Partir à la retraite à 60 ans, ce n’est plus seulement un rêve lointain pour quelques privilégiés. En 2025, une série de réformes transforme durablement les conditions de fin de carrière en France, offrant une opportunité inédite à des millions de travailleurs. La retraite progressive, longtemps cantonnée à des profils spécifiques ou des secteurs limités, devient désormais accessible à tous les actifs justifiant d’un parcours suffisant de cotisations. Ce changement profond redéfinit non seulement les règles du jeu, mais aussi l’imaginaire collectif autour du travail, de l’âge et de la transition vers une nouvelle étape de vie. Entre nouvelles obligations pour les employeurs, droits renforcés pour les salariés, et enjeux financiers à anticiper, il est temps de décrypter ce qui change vraiment à l’aube de cette rentrée charnière.
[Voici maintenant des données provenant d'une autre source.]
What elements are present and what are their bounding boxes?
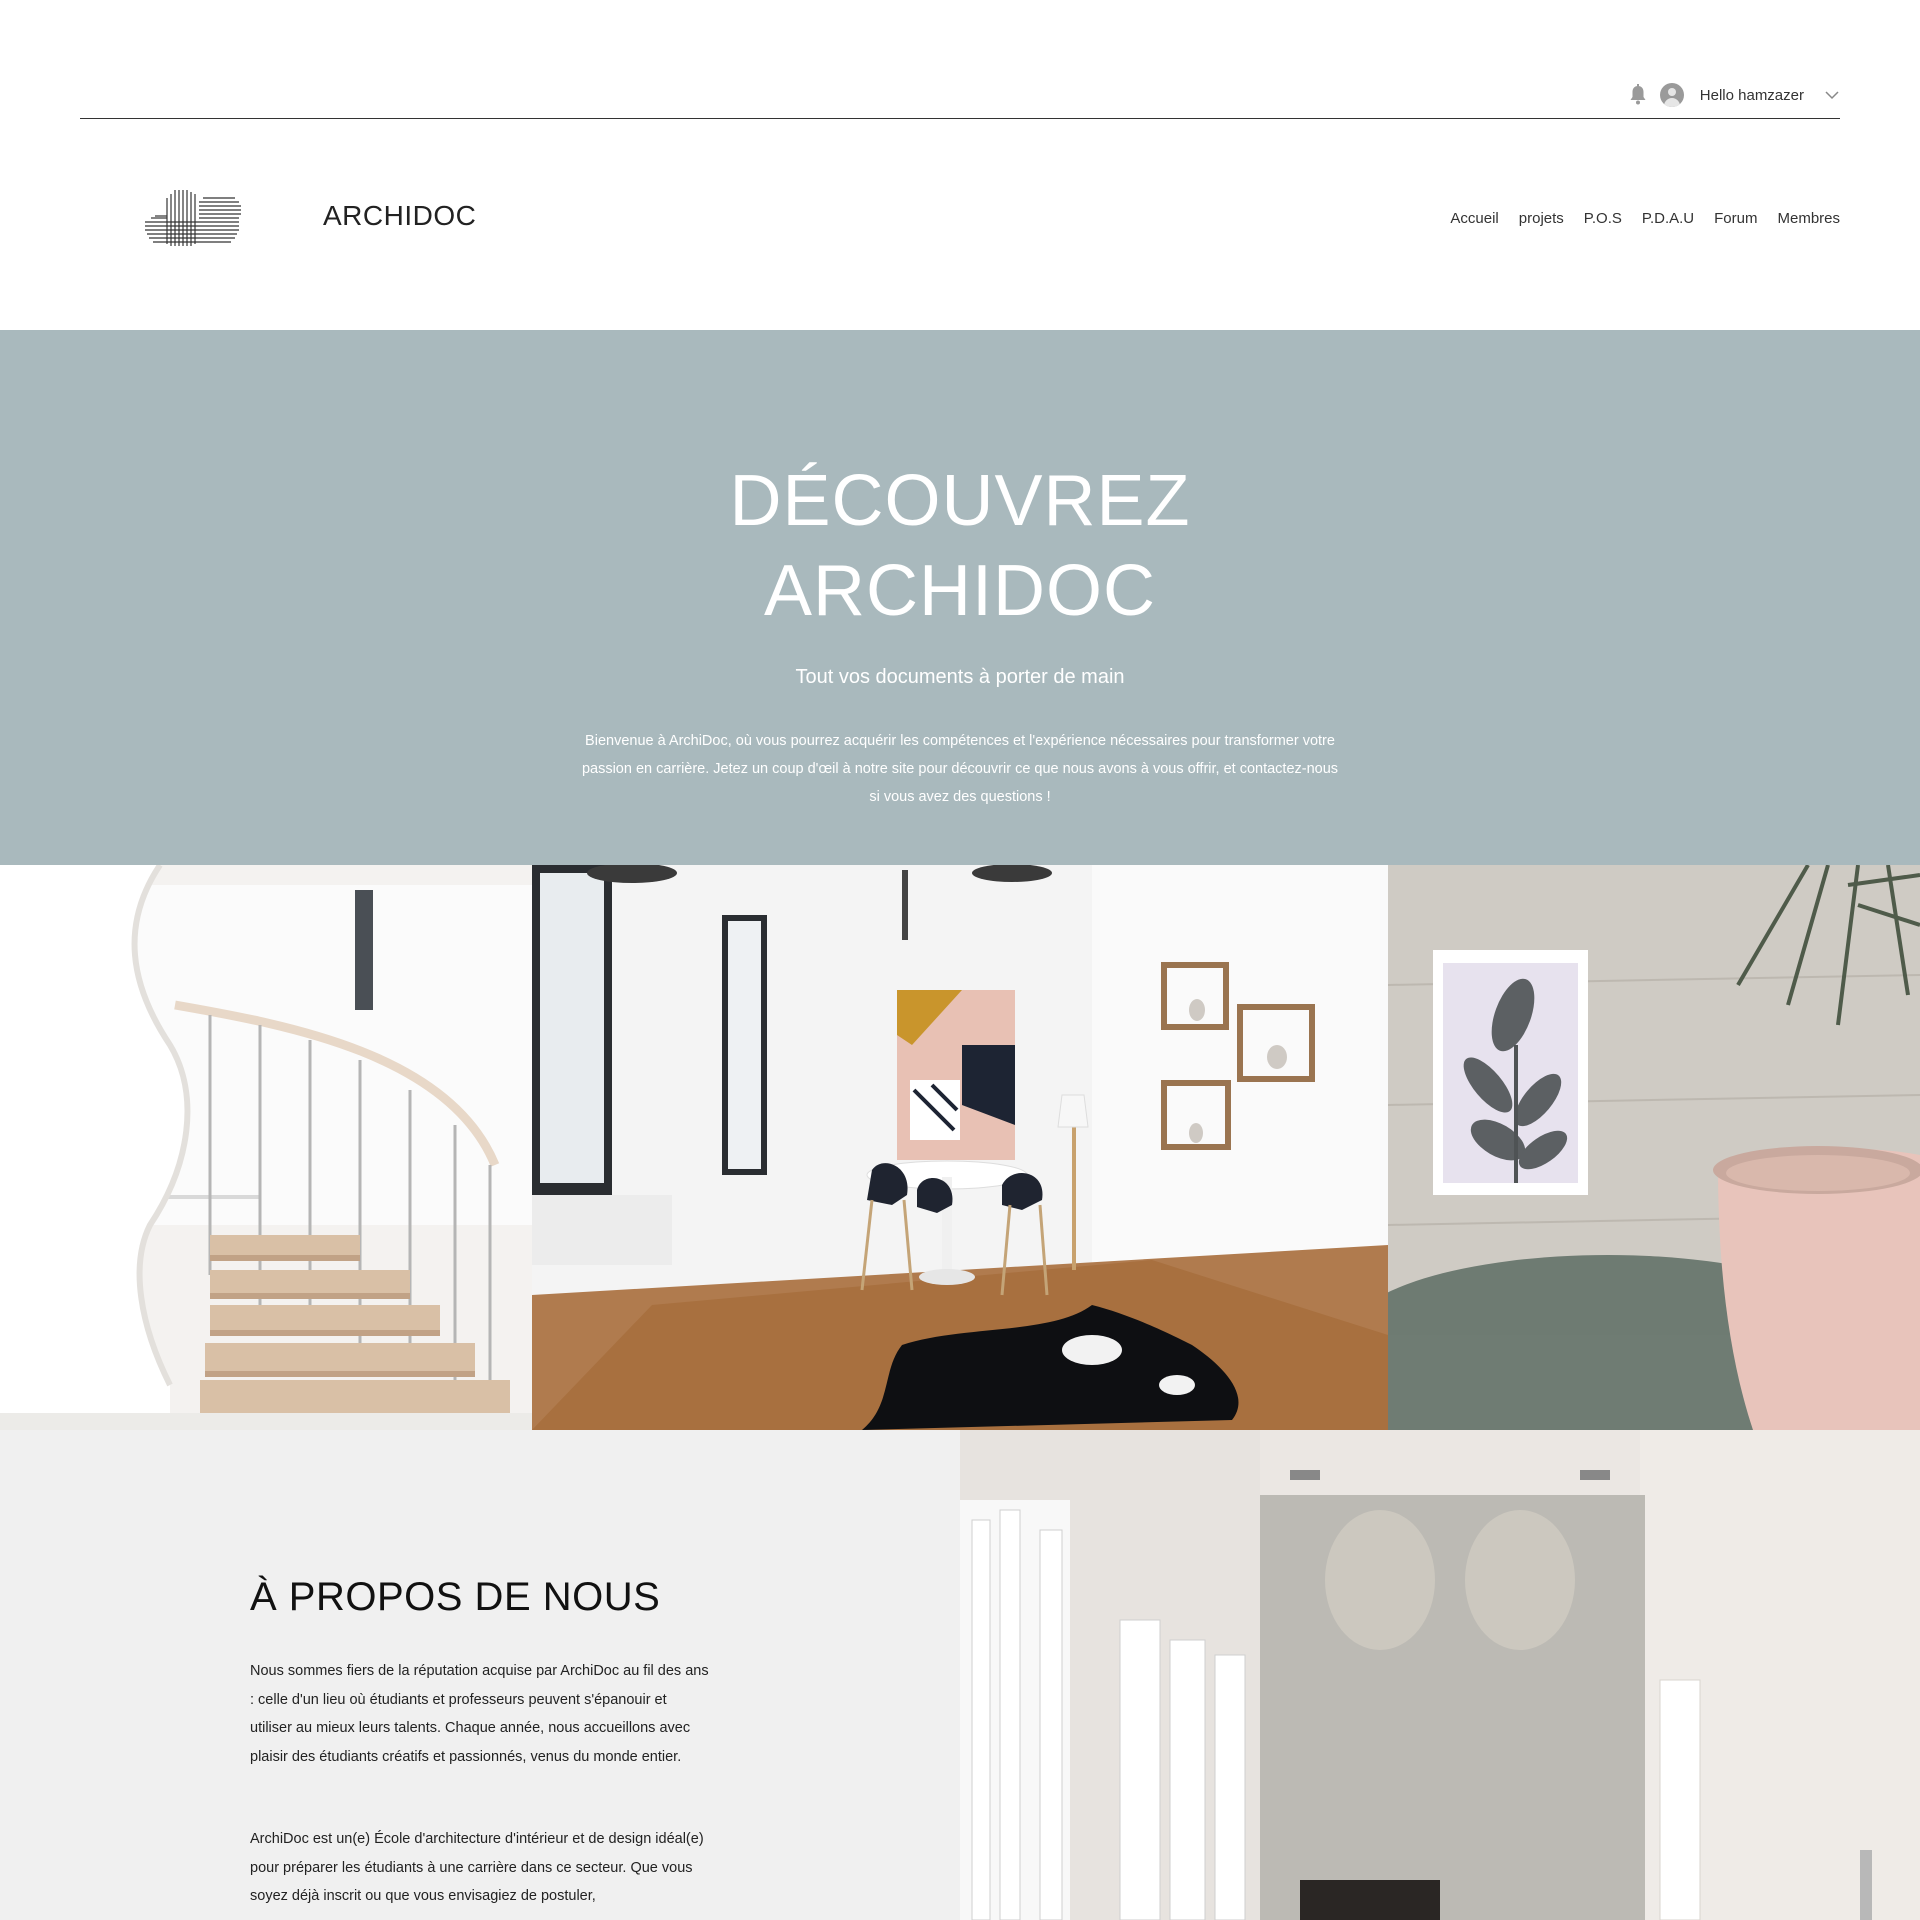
about-paragraph-1: Nous sommes fiers de la réputation acqui… bbox=[250, 1663, 709, 1765]
living-room-image bbox=[960, 1430, 1920, 1920]
hero-title-line2: ARCHIDOC bbox=[763, 551, 1156, 631]
hero-paragraph: Bienvenue à ArchiDoc, où vous pourrez ac… bbox=[560, 727, 1360, 811]
nav-item-membres[interactable]: Membres bbox=[1777, 210, 1840, 227]
top-divider bbox=[80, 118, 1840, 119]
about-title: À PROPOS DE NOUS bbox=[250, 1575, 661, 1619]
decor-image bbox=[1388, 865, 1920, 1430]
hero-title-line1: DÉCOUVREZ bbox=[729, 461, 1191, 541]
user-greeting[interactable]: Hello hamzazer bbox=[1700, 87, 1804, 104]
hero-section: DÉCOUVREZ ARCHIDOC Tout vos documents à … bbox=[0, 330, 1920, 865]
site-title[interactable]: ARCHIDOC bbox=[323, 200, 476, 232]
about-paragraph-2: ArchiDoc est un(e) École d'architecture … bbox=[250, 1831, 704, 1904]
nav-item-accueil[interactable]: Accueil bbox=[1450, 210, 1498, 227]
nav-item-pos[interactable]: P.O.S bbox=[1584, 210, 1622, 227]
hero-paragraph-line3: si vous avez des questions ! bbox=[869, 789, 1051, 805]
building-logo[interactable] bbox=[143, 188, 243, 250]
user-bar: Hello hamzazer bbox=[1628, 80, 1840, 110]
hero-title: DÉCOUVREZ ARCHIDOC bbox=[0, 456, 1920, 636]
bell-icon[interactable] bbox=[1628, 84, 1648, 106]
avatar-icon[interactable] bbox=[1659, 83, 1684, 107]
main-nav: Accueil projets P.O.S P.D.A.U Forum Memb… bbox=[1450, 210, 1840, 227]
hero-paragraph-line1: Bienvenue à ArchiDoc, où vous pourrez ac… bbox=[585, 733, 1335, 749]
chevron-down-icon[interactable] bbox=[1824, 87, 1840, 103]
nav-item-forum[interactable]: Forum bbox=[1714, 210, 1757, 227]
staircase-image bbox=[0, 865, 532, 1430]
nav-item-pdau[interactable]: P.D.A.U bbox=[1642, 210, 1694, 227]
dining-room-image bbox=[532, 865, 1388, 1430]
hero-paragraph-line2: passion en carrière. Jetez un coup d'œil… bbox=[581, 761, 1339, 777]
hero-subtitle: Tout vos documents à porter de main bbox=[795, 666, 1125, 688]
nav-item-projets[interactable]: projets bbox=[1519, 210, 1564, 227]
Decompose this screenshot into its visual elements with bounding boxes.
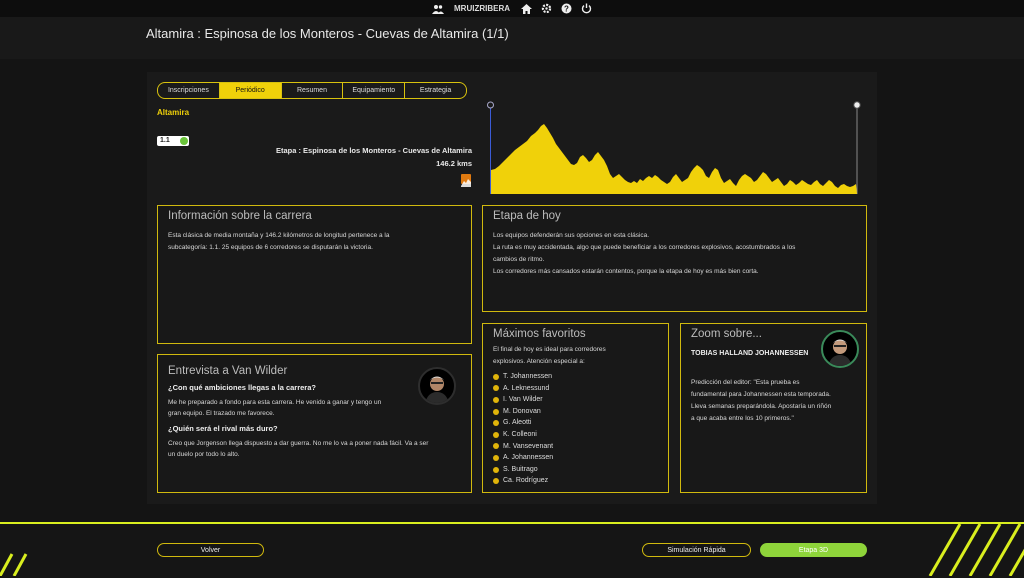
stage-today-title: Etapa de hoy <box>493 210 561 222</box>
start-marker-icon <box>487 101 494 109</box>
race-info-line: subcategoría: 1.1. 25 equipos de 6 corre… <box>168 244 373 251</box>
back-button[interactable]: Volver <box>157 543 264 557</box>
list-item[interactable]: T. Johannessen <box>493 371 553 383</box>
users-icon[interactable] <box>432 3 444 15</box>
info-icon <box>493 420 499 427</box>
info-icon <box>493 478 499 485</box>
zoom-avatar <box>821 330 859 368</box>
stripes-decoration <box>0 524 1024 576</box>
favorites-title: Máximos favoritos <box>493 328 586 340</box>
stage-today-line: Los equipos defenderán sus opciones en e… <box>493 232 650 239</box>
interview-title: Entrevista a Van Wilder <box>168 365 288 377</box>
race-info-line: Esta clásica de media montaña y 146.2 ki… <box>168 232 390 239</box>
list-item[interactable]: A. Leknessund <box>493 383 553 395</box>
stage-today-line: Los corredores más cansados estarán cont… <box>493 268 759 275</box>
info-icon <box>493 431 499 438</box>
list-item[interactable]: M. Vansevenant <box>493 441 553 453</box>
zoom-line: Predicción del editor: "Esta prueba es <box>691 379 800 386</box>
list-item[interactable]: Ca. Rodríguez <box>493 475 553 487</box>
list-item[interactable]: G. Aleotti <box>493 417 553 429</box>
category-badge: 1.1 <box>157 136 189 146</box>
favorites-box: Máximos favoritos El final de hoy es ide… <box>482 323 669 493</box>
list-item[interactable]: I. Van Wilder <box>493 394 553 406</box>
info-icon <box>493 396 499 403</box>
gear-icon[interactable] <box>540 3 552 15</box>
stage-3d-button[interactable]: Etapa 3D <box>760 543 867 557</box>
info-icon <box>493 454 499 461</box>
stage-elevation-profile <box>487 101 861 194</box>
stage-label: Etapa : Espinosa de los Monteros - Cueva… <box>275 146 472 155</box>
interview-answer-line: Me he preparado a fondo para esta carrer… <box>168 399 382 406</box>
power-icon[interactable] <box>580 3 592 15</box>
favorites-intro-line: El final de hoy es ideal para corredores <box>493 346 606 353</box>
interview-question-1: ¿Con qué ambiciones llegas a la carrera? <box>168 383 316 392</box>
tab-equipamiento[interactable]: Equipamiento <box>343 83 406 98</box>
finish-marker-icon <box>853 101 861 109</box>
rider-name: M. Vansevenant <box>503 442 554 450</box>
interview-answer-line: gran equipo. El trazado me favorece. <box>168 410 275 417</box>
main-panel: Inscripciones Periódico Resumen Equipami… <box>147 72 877 504</box>
rider-name: M. Donovan <box>503 407 541 415</box>
username[interactable]: MRUIZRIBERA <box>454 4 510 13</box>
top-bar: MRUIZRIBERA ? <box>0 0 1024 17</box>
info-icon <box>493 385 499 392</box>
zoom-line: a que acaba entre los 10 primeros." <box>691 415 794 422</box>
zoom-line: Lleva semanas preparándola. Apostaría un… <box>691 403 832 410</box>
info-icon <box>493 373 499 380</box>
zoom-rider-name: TOBIAS HALLAND JOHANNESSEN <box>691 350 809 357</box>
race-info-title: Información sobre la carrera <box>168 210 312 222</box>
home-icon[interactable] <box>520 3 532 15</box>
page-title: Altamira : Espinosa de los Monteros - Cu… <box>146 26 509 41</box>
race-name: Altamira <box>157 108 190 117</box>
stage-today-line: cambios de ritmo. <box>493 256 545 263</box>
stage-today-box: Etapa de hoy Los equipos defenderán sus … <box>482 205 867 312</box>
category-label: 1.1 <box>160 137 170 144</box>
tab-periodico[interactable]: Periódico <box>219 83 282 98</box>
rider-name: T. Johannessen <box>503 373 553 380</box>
elevation-area <box>491 124 857 194</box>
tab-inscripciones[interactable]: Inscripciones <box>158 83 220 98</box>
rider-name: S. Buitrago <box>503 465 538 473</box>
quick-sim-button[interactable]: Simulación Rápida <box>642 543 751 557</box>
list-item[interactable]: M. Donovan <box>493 406 553 418</box>
rider-name: K. Colleoni <box>503 430 537 438</box>
favorites-list: T. Johannessen A. Leknessund I. Van Wild… <box>493 371 553 487</box>
rider-name: I. Van Wilder <box>503 396 543 404</box>
rider-name: Ca. Rodríguez <box>503 477 549 485</box>
tab-resumen[interactable]: Resumen <box>282 83 344 98</box>
list-item[interactable]: K. Colleoni <box>493 429 553 441</box>
bottom-bar: Volver Simulación Rápida Etapa 3D <box>0 522 1024 578</box>
list-item[interactable]: A. Johannessen <box>493 452 553 464</box>
rider-name: G. Aleotti <box>503 419 532 427</box>
zoom-line: fundamental para Johannessen esta tempor… <box>691 391 831 398</box>
interview-answer-line: un duelo por todo lo alto. <box>168 451 240 458</box>
zoom-title: Zoom sobre... <box>691 328 762 340</box>
interview-question-2: ¿Quién será el rival más duro? <box>168 424 278 433</box>
info-icon <box>493 443 499 450</box>
stage-distance: 146.2 kms <box>436 159 472 168</box>
interview-answer-line: Creo que Jorgenson llega dispuesto a dar… <box>168 440 429 447</box>
rider-name: A. Leknessund <box>503 384 550 392</box>
interview-box: Entrevista a Van Wilder ¿Con qué ambicio… <box>157 354 472 493</box>
svg-text:?: ? <box>564 4 569 13</box>
rider-name: A. Johannessen <box>503 454 554 462</box>
zoom-box: Zoom sobre... TOBIAS HALLAND JOHANNESSEN… <box>680 323 867 493</box>
stage-today-line: La ruta es muy accidentada, algo que pue… <box>493 244 796 251</box>
race-info-box: Información sobre la carrera Esta clásic… <box>157 205 472 344</box>
title-bar: Altamira : Espinosa de los Monteros - Cu… <box>0 17 1024 59</box>
tab-estrategia[interactable]: Estrategia <box>405 83 466 98</box>
favorites-intro-line: explosivos. Atención especial a: <box>493 358 585 365</box>
category-dot-icon <box>180 137 188 145</box>
tab-bar: Inscripciones Periódico Resumen Equipami… <box>157 82 467 99</box>
info-icon <box>493 466 499 473</box>
list-item[interactable]: S. Buitrago <box>493 464 553 476</box>
profile-chart-icon[interactable] <box>461 174 471 187</box>
help-icon[interactable]: ? <box>560 3 572 15</box>
info-icon <box>493 408 499 415</box>
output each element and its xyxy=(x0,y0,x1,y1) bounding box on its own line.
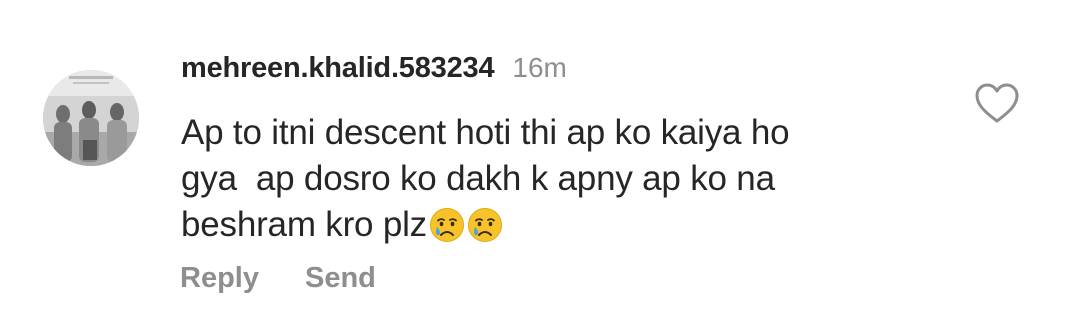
comment-text-line-1: Ap to itni descent hoti thi ap ko kaiya … xyxy=(181,113,790,152)
crying-face-icon xyxy=(467,207,503,243)
reply-button[interactable]: Reply xyxy=(180,262,259,295)
comment-text-line-2: gya ap dosro ko dakh k apny ap ko na xyxy=(181,159,775,198)
comment-item: mehreen.khalid.583234 16m Ap to itni des… xyxy=(0,0,1080,320)
comment-header: mehreen.khalid.583234 16m xyxy=(181,52,567,88)
username[interactable]: mehreen.khalid.583234 xyxy=(181,52,495,85)
avatar-photo xyxy=(43,70,139,166)
send-button[interactable]: Send xyxy=(305,262,376,295)
comment-actions: Reply Send xyxy=(180,262,376,295)
comment-text: Ap to itni descent hoti thi ap ko kaiya … xyxy=(181,110,901,248)
heart-outline-icon xyxy=(975,83,1019,123)
like-button[interactable] xyxy=(974,82,1020,124)
comment-text-line-3: beshram kro plz xyxy=(181,202,901,248)
timestamp: 16m xyxy=(512,52,567,83)
crying-face-icon xyxy=(429,207,465,243)
avatar[interactable] xyxy=(43,70,139,166)
comment-text-line-3-text: beshram kro plz xyxy=(181,205,427,244)
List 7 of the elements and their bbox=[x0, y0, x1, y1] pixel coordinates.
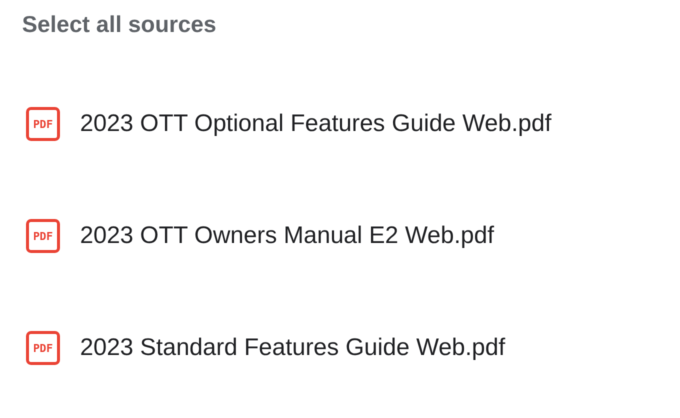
select-all-link[interactable]: Select all sources bbox=[22, 8, 216, 40]
pdf-file-icon: PDF bbox=[26, 219, 60, 253]
pdf-file-icon: PDF bbox=[26, 331, 60, 365]
source-item[interactable]: 2023 Standard Features Guide Web.pdf bbox=[80, 334, 506, 362]
pdf-file-icon: PDF bbox=[26, 107, 60, 141]
source-item[interactable]: 2023 OTT Optional Features Guide Web.pdf bbox=[80, 110, 552, 138]
source-item[interactable]: 2023 OTT Owners Manual E2 Web.pdf bbox=[80, 222, 494, 250]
Qui peut désormais partir à la retraite progressive à 60 ans en 2025 ?
Une ouverture sans distinction de statut
Avant 2025, la retraite progressive était un dispositif réservé, souvent inaccessible avant 62 ans, et limité à certaines catégories de salariés. Aujourd’hui, grâce aux décrets n° 2025-680 et n° 2025-681, la porte s’ouvre à tous les actifs, sans distinction de statut. Salariés du privé, agents de la fonction publique, travailleurs indépendants, professions libérales, artisans, agriculteurs : tous peuvent désormais y prétendre, à condition de justifier de 150 trimestres cotisés. Ce seuil, équivalent à 37,5 années de travail, devient la clé d’entrée pour amorcer une transition douce.
Le cas de Camille Dubreuil, infirmière libérale
Camille Dubreuil, 60 ans, exerce en libéral depuis 1989. Après plus de trente-cinq ans de consultations à plein régime, elle ressent une fatigue croissante. « Je ne veux pas arrêter du jour au lendemain, confie-t-elle. J’aime mes patients, mais je dois penser à moi. » Grâce à la nouvelle règle, elle peut désormais réduire son activité à 60 % de son temps habituel tout en percevant 40 % de sa pension. « C’est une bouée. Je continue à travailler, je cotise encore, et je prépare mon départ sans stress. » Son cas illustre une tendance : les indépendants, longtemps laissés de côté, sont désormais pleinement intégrés dans le dispositif.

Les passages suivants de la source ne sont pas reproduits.